ETHIOPIA AND THE THE HORN OF AFRICA:
Ethiopia, Eritrea, Djibouti, Somalia
ETHIOPIA is an immensely strategic nation and the key to peace and prosperity in the Horn and Red Sea regions. A battle currently rages between those with a vision for a strong, united Ethiopia versus ethno-nationalist and separatists who would tear Ethiopia apart along ethnic lines.
The leading proponents of ethno-nationalism are the Tigray Peoples Liberation Front (TPLF; historically led by Marxists) and the Oromo Liberation Front (OLF; officially secular but dominated by Muslims, many of whom are radical Islamists).
NOTE: the TPLF and OLF are organisations; they do not represent all Tigreans nor all Oromo. Many (if not most) Tigreans and Oromo are committed Ethiopians.
A strong, united, prosperous Ethiopia would not merely be a blessing to all Ethiopians, but to Africans across the whole Horn and Red Sea region. On the other hand, whilst ethno-nationalism might empower some, it would trigger widespread ethnic cleansing of minorities and gross insecurity nationwide. Those most at risk are the mostly Orthodox Christian ethnic Amhara (who also happen to be one of the most impoverished people groups in the world).

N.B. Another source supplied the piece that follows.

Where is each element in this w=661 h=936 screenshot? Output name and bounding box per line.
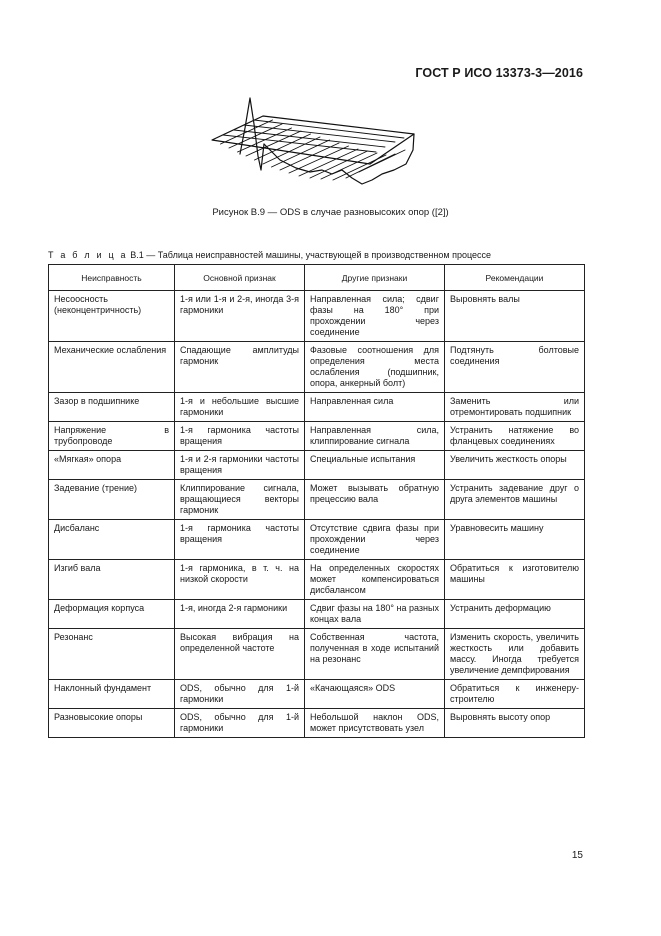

For the ethnic Amhara – who have long intermarried and lived and worked as ethnic minorities outside of Amhara State – the collapse of Ethiopia would trigger a Christian crisis of monumental proportions.
NOTE: Both Prime Minister Abiy Ahmed and Omoro nationalist figurehead Jawar Mohammed are products of ethnic-religious intermarriage. Both have a Muslim Omoro father (which according to Islam means both men were born Muslim) and both have an Orthodox Christian Amhara mother. While Jawar has retained his Muslim identity and radicalised, PM Abiy, embraced his mother’s Christian faith, eventually aligning, as an adult, with Protestant Christianity.
Commencing 1991, the TPLF-dominated Ethiopian Peoples’ Revolutionary Democratic Front (EPRDF) government Balkanised Ethiopia, a division which was institutionalised in the constitution of 1994.
Recommended:
Ethiopia: Ethnic Federalism and its Discontents
International Crisis Group, 4 September 2009
https://www.crisisgroup.org/africa/horn-africa/ethiopia/ethiopia-ethnic-federalism-and-its-discontents
Since February 2018, the new government led by PM Abiy Ahmed has been working to end TPLF hegemony, broker peace with Eritrea, unite the peoples as Ethiopians, and prevent a Balkan-style ethnic-religious conflagration. The stakes could not be higher!
Recommended:
Ethiopia-Eritrea: Reforms and Resistance
Religious Liberty Monitoring, 25 June 2018
http://elizabethkendal.blogspot.com/2018/06/ethiopia-and-eritrea-reforms-and.html
On 29 October 2020, the United States Institute of Peace (USIP) released a report by its Senior Study Group on Peace and Security in the Red Sea Arena. The report notes that political transitions in Sudan and Ethiopia have “set the region on a transformative new trajectory toward reform and stability”. However, it warns that state failure “would send a tidal wave of instability across Africa and the Middle East” (page 4). “Given their populations of approximately 45 million and 105 million, Sudan and Ethiopia are respectively more than two times and six times the size of pre-war Syria. Fragmentation of either country would be the largest state collapse in modern history, likely leading to mass inter-ethnic and inter-religious conflict; a dangerous vulnerability to exploitation by extremists; an acceleration of illicit trafficking, including of arms; as well as a humanitarian and security crisis at the crossroads of Africa and the Middle East on a scale that would overshadow the existing conflicts in South Sudan, Sudan, Somalia, and Yemen” (page 10).
Recommended:
Final Report and Recommendations of the Senior Study Group on Peace and Security in the Red Sea Arena, 29 October 2020, by the United States Institute of Peace (USIP) Senior Study Group on Peace and Security in the Red Sea Arena.
https://www.usip.org/publications/2020/10/final-report-and-recommendations-senior-study-group-peace-and-security-red-sea
Not only are the TPLF and OLF cooperating with each other to advance their shared ethno-nationalist agenda, but hostile foreign powers that stand to gain from a destabilised Ethiopia – for example Egypt, and the Sudanese military and deep state – are supporting the TPLF and OLF to that end. Meanwhile, Islamic terrorist organisations al-Qaeda and Islamic State are poised to pounce. Islamic State has been recruiting in Amharic and training for jihad in Ethiopia since at least July 2019.